The fallout was a brutal headache and perhaps a slight concussion, neck whiplash that my chiropractor has mostly fixed, a bruising where the helmet dug into my head, a black-and-blue hip, and a shoulder that was mostly frozen. I still have a very swollen anterior rotator cuff in that shoulder four weeks later. That means another trip to my shoulder orthopaedic surgeon for a check on a joint that has already endured two surgeries. But mostly, it was the fierce head slam that left me in goose bumps. I remember thinking "I'm done" just as my head was smashing the cement, and then I felt the most meaty part of my helmet take the hit, causing my head to bounce, and then the helmet seemed to absorb the cement like a sponge. Immediately, I felt perfectly alive, and I was stunned that I was still conscious.

I could not have survived the force of that blow, intact, without that helmet. I would have been another closed head injury casualty on a ventilator, with my family and friends stopping by the hospital to help me with basic life functions. I keep thinking what if that had been one of those days where I didn't wear my helmet. I had nightmares for several days, repeating that incident in my head without the helmet. Bizarre but true. These types of events can often be life changing.

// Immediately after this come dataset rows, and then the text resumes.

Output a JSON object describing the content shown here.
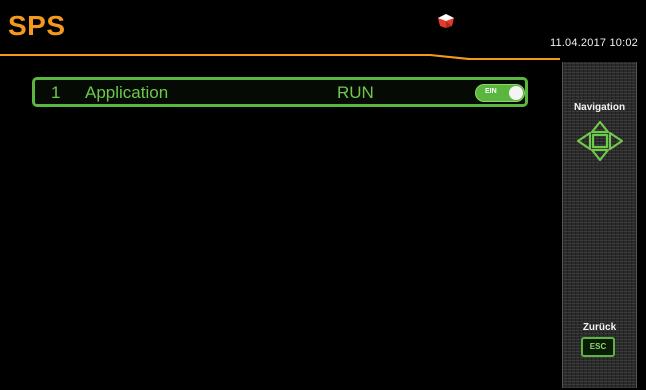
{
  "header": {
    "title": "SPS",
    "datetime": "11.04.2017  10:02",
    "status_icon": "alert-shield-icon"
  },
  "applications": [
    {
      "index": "1",
      "name": "Application",
      "state": "RUN",
      "toggle_label": "EIN",
      "toggle_on": true
    }
  ],
  "sidebar": {
    "navigation_label": "Navigation",
    "navigation_icon": "direction-pad-icon",
    "back_label": "Zurück",
    "esc_label": "ESC"
  },
  "colors": {
    "accent_orange": "#f39a1e",
    "accent_green": "#5ab63e",
    "background": "#000000",
    "text_white": "#f0f0f0"
  }
}
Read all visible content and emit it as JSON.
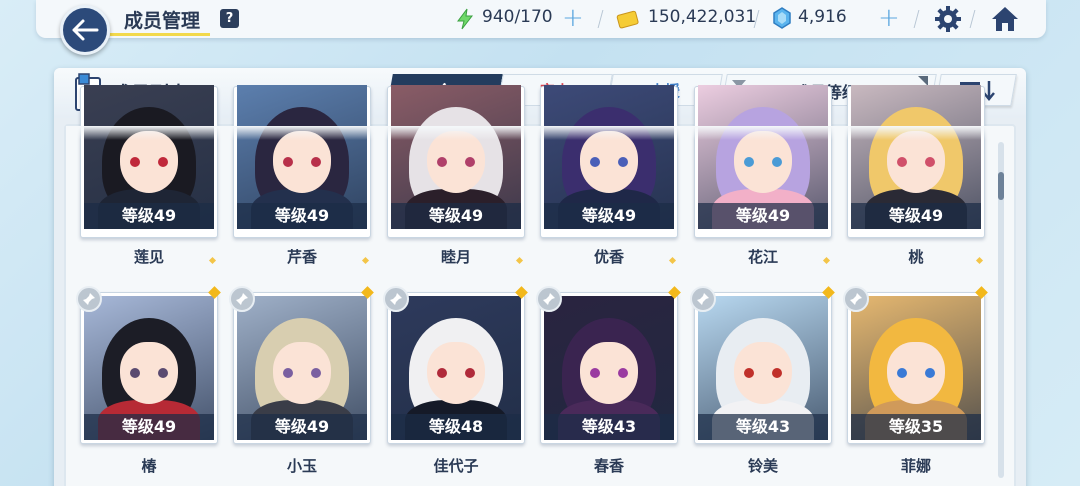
{
  "header": {
    "title": "成员管理",
    "help": "?",
    "ap": "940/170",
    "credits": "150,422,031",
    "gems": "4,916"
  },
  "panel": {
    "title": "成员列表",
    "tabs": [
      "全",
      "突击",
      "支援"
    ],
    "sort_label": "成员等级"
  },
  "members": [
    {
      "name": "莲见",
      "level": "等级49",
      "bg": "#3a3f52",
      "hair": "#1a1a22",
      "eye": "#c0283a",
      "outfit": "#1e2535"
    },
    {
      "name": "芹香",
      "level": "等级49",
      "bg": "#5c7fae",
      "hair": "#2a2640",
      "eye": "#b8304a",
      "outfit": "#23304d"
    },
    {
      "name": "睦月",
      "level": "等级49",
      "bg": "#8a5c66",
      "hair": "#e6e2e6",
      "eye": "#b0406a",
      "outfit": "#2b1f2a"
    },
    {
      "name": "优香",
      "level": "等级49",
      "bg": "#3d4a78",
      "hair": "#3b2e6e",
      "eye": "#4a5fb8",
      "outfit": "#1f2848"
    },
    {
      "name": "花江",
      "level": "等级49",
      "bg": "#eccde0",
      "hair": "#b7a3e0",
      "eye": "#4a9bd6",
      "outfit": "#f2b0c8"
    },
    {
      "name": "桃",
      "level": "等级49",
      "bg": "#c9b9c0",
      "hair": "#f0c86a",
      "eye": "#d0506a",
      "outfit": "#2a2a35"
    },
    {
      "name": "椿",
      "level": "等级49",
      "bg": "#a7b8d8",
      "hair": "#1c1d26",
      "eye": "#5a4a70",
      "outfit": "#b72a35"
    },
    {
      "name": "小玉",
      "level": "等级49",
      "bg": "#9fb0c8",
      "hair": "#d8ceb0",
      "eye": "#7a5fa0",
      "outfit": "#3a3d48"
    },
    {
      "name": "佳代子",
      "level": "等级48",
      "bg": "#2e3a5c",
      "hair": "#f0f0f2",
      "eye": "#b02a3a",
      "outfit": "#151a28"
    },
    {
      "name": "春香",
      "level": "等级43",
      "bg": "#2a2440",
      "hair": "#3a2450",
      "eye": "#9a3aa0",
      "outfit": "#4a2a5a"
    },
    {
      "name": "铃美",
      "level": "等级43",
      "bg": "#b8d8f0",
      "hair": "#e8edf2",
      "eye": "#c0302a",
      "outfit": "#f2f2f4"
    },
    {
      "name": "菲娜",
      "level": "等级35",
      "bg": "#e6b870",
      "hair": "#f2b840",
      "eye": "#3a7ad6",
      "outfit": "#d09a5a"
    }
  ],
  "icons": {
    "back": "back-arrow-icon",
    "ap": "bolt-icon",
    "credit": "credit-icon",
    "gem": "gem-icon",
    "settings": "gear-icon",
    "home": "home-icon",
    "pin": "pin-icon"
  }
}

This story, however, is more about the risk and how we each subjectively perceive it, and not the accident itself. Some folks believe that not wearing a helmet while cycling or motorcycling is “stupid,” though this comment is actually pretty dumb on its own. The lack of a helmet is not a result, at all, of lacking intelligence, or even common sense. The wearing or non-wearing of a helmet reflects how you comprehend and rate risk.

There is a website called Helmet Freedom: Risk in Perspective, and its motto is “Cycling without helmet laws is safe. Fear is unhealthy.” I like that motto because as much as the fear mongering and obsession with safety is worldwide, in America, the totalitarians-at-large have turned safety fixation into a national pastime.

On TedX Copenhagen, bicycle advocate Mikael Colville-Andersen gave a talk, "Why We Shouldn't Bike With a Helmet." In his talk, he discusses the culture of fear that controls the public. He calls it a "pornographic obsession with safety equipment" in a "bubble society." While the culture of fear ignores facts and science, the fear mongering is big business, and it is lucrative.